Qatar also gives substantial support to Hamas through its Al Jazeera television network, which provides a central platform for Hamas leaders and incitement against Israel. True to form, while Hamas’s rampage against Israeli civilians was ongoing, the Qatari Foreign Ministry issued a statement saying that Israel alone was responsible for the violence.
Senator Ted Cruz also introduced the “Hamas Sanctions Act” to deny Hamas funds and safe havens.
The proposed legislation is set to enforce punitive measures against Hamas, its members, and its affiliates, as well as against any nations that support or offer territory for the operational activities of Hamas.
“The United States should use every resource at our disposal, including our diplomatic power and sanctions leverage, for as long as it takes, to ensure that our Israeli allies are able to utterly eradicate Hamas. Instead of countering Hamas and its enablers, however, the Biden administration has spent the last two and a half years indirectly and even directly funding them,” said Cruz.
He added, “The administration poured hundreds of millions of dollars into the Gaza Strip, despite knowing this would benefit Hamas terrorists, and allowed roughly $100 billion to flow to the Iranian regime, which they knew the Ayatollah would pass along to Hamas. The administration also refuses to enforce sanctions against Hamas for terrorism, for the use of human shields, or against those who violate terrorism sanctions and provide Hamas with financial or material support. The Hamas Sanctions Act would end these catastrophic policies, prohibit the administration from allowing further funds from flowing to Hamas and Iran, and end the ability of provide Hamas leaders with safe haven in violation of sanctions.”
More on the bill:
- Sanctions every Hamas member and affiliate known to the U.S. within 15 days.
- Blocks Hamas’ funding by –
- Prohibiting U.S. taxpayer money from going into the Gaza Strip, including by rescinding the Biden administration’s ability to give itself exemptions from anti-terrorism laws.

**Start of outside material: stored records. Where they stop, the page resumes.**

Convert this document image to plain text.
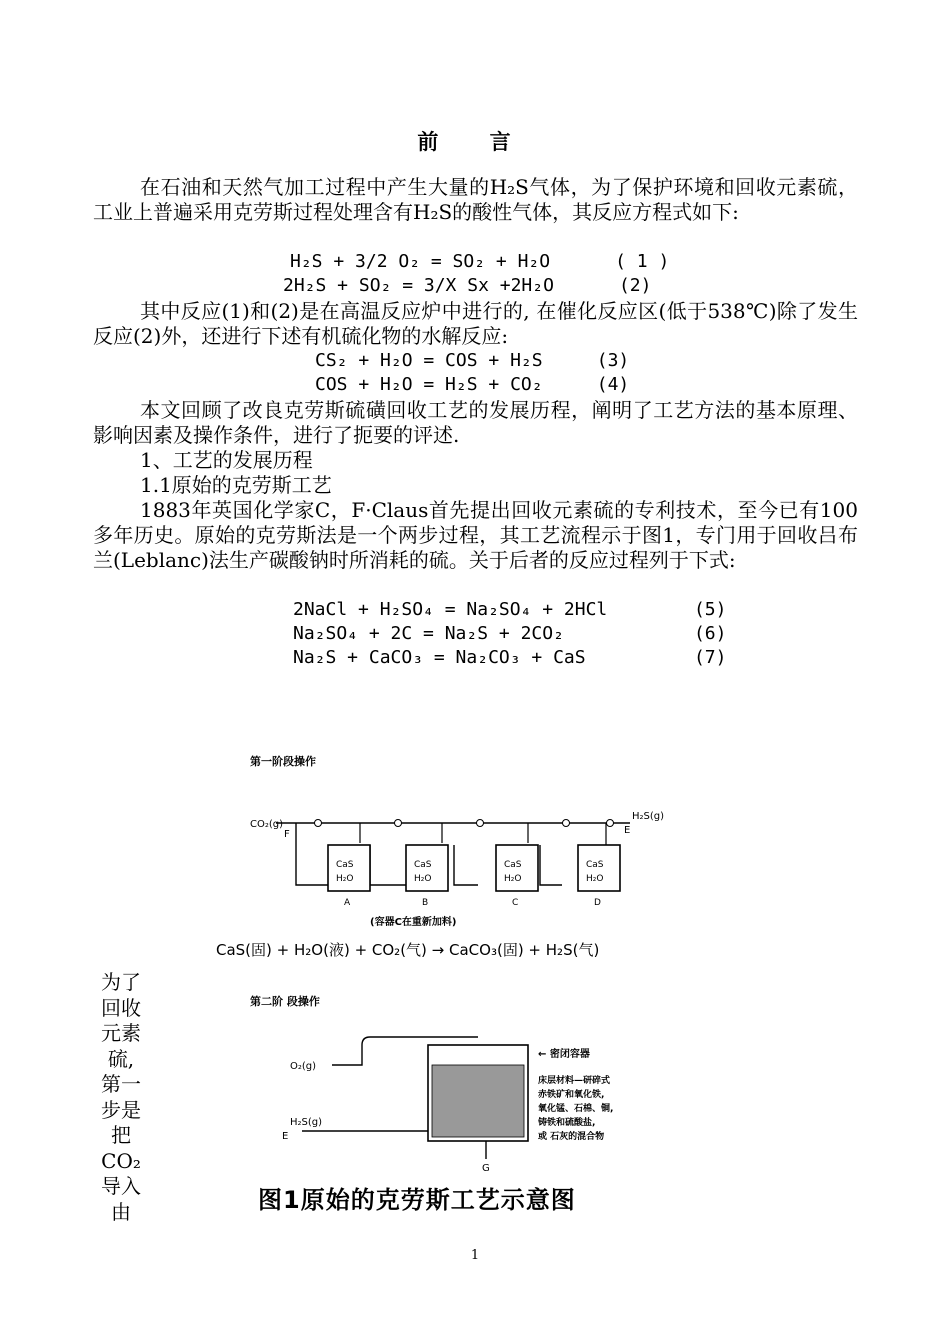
前 言
在石油和天然气加工过程中产生大量的H₂S气体，为了保护环境和回收元素硫，工业上普遍采用克劳斯过程处理含有H₂S的酸性气体，其反应方程式如下:
H₂S + 3/2 O₂ = SO₂ + H₂O      ( 1 )
2H₂S + SO₂ = 3/X Sx +2H₂O      (2)
其中反应(1)和(2)是在高温反应炉中进行的, 在催化反应区(低于538℃)除了发生反应(2)外，还进行下述有机硫化物的水解反应:
CS₂ + H₂O = COS + H₂S     (3)
COS + H₂O = H₂S + CO₂     (4)
本文回顾了改良克劳斯硫磺回收工艺的发展历程，阐明了工艺方法的基本原理、影响因素及操作条件，进行了扼要的评述.
1、工艺的发展历程
1.1原始的克劳斯工艺
1883年英国化学家C，F·Claus首先提出回收元素硫的专利技术，至今已有100多年历史。原始的克劳斯法是一个两步过程，其工艺流程示于图1，专门用于回收吕布兰(Leblanc)法生产碳酸钠时所消耗的硫。关于后者的反应过程列于下式:
2NaCl + H₂SO₄ = Na₂SO₄ + 2HCl        (5)
Na₂SO₄ + 2C = Na₂S + 2CO₂            (6)
Na₂S + CaCO₃ = Na₂CO₃ + CaS          (7)
第一阶段操作
CO₂(g)
F
H₂S(g)
E
CaS
H₂O
A
CaS
H₂O
B
CaS
H₂O
C
CaS
H₂O
D
(容器C在重新加料)
CaS(固) + H₂O(液) + CO₂(气) → CaCO₃(固) + H₂S(气)
第二阶 段操作
O₂(g)
H₂S(g)
E
G
← 密闭容器
床层材料—研碎式
赤铁矿和氧化铁,
氧化锰、石棉、铜,
铸铁和硫酸盐,
或 石灰的混合物
为了
回收
元素
硫,
第一
步是
把
CO₂
导入
由	图1原始的克劳斯工艺示意图
1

- Preventing Iran from accessing and raising revenue. First, prevents the Biden administration from unfreezing Iran’s sanctioned overseas accounts, including the known $6 billion and $10 billion accounts in Gulf banks. Second, the bill imposes sanctions on Iran’s “ghost fleet” of oil tankers, which it has used to raise $80 billion since President Biden took office. These sanctions also target tankers’ owners and operators. It then requires the Biden administration to work towards de-certify and de-flag those vessels.
- Blocks Hamas’ ability to find safe havens abroad, including in Qatar or Turkey, by imposing sanctions on hotels, landlords, banks, and similar businesses in allied countries that provide services to Hamas leaders, and by requiring determinations whether such countries qualify as state sponsors of terrorism for hosting Hamas.
- Strengthens and enforces sanctions law against the use of human shields that Sen. Cruz authored and passed into law in 2019. This legislation would renew the legislation that is set to expire, and also sanction Hamas affiliate Palestine Islamic Jihad (PIJ). It would also prevent the Biden administration from ignoring the 2019 law, as they have been doing.
The Post has learned that Republican Tennessee Congressman Andy Ogles is co-sponsoring a bill to strip Qatar of its status as a U.S. ally unless it kicks out the Hamas leadership.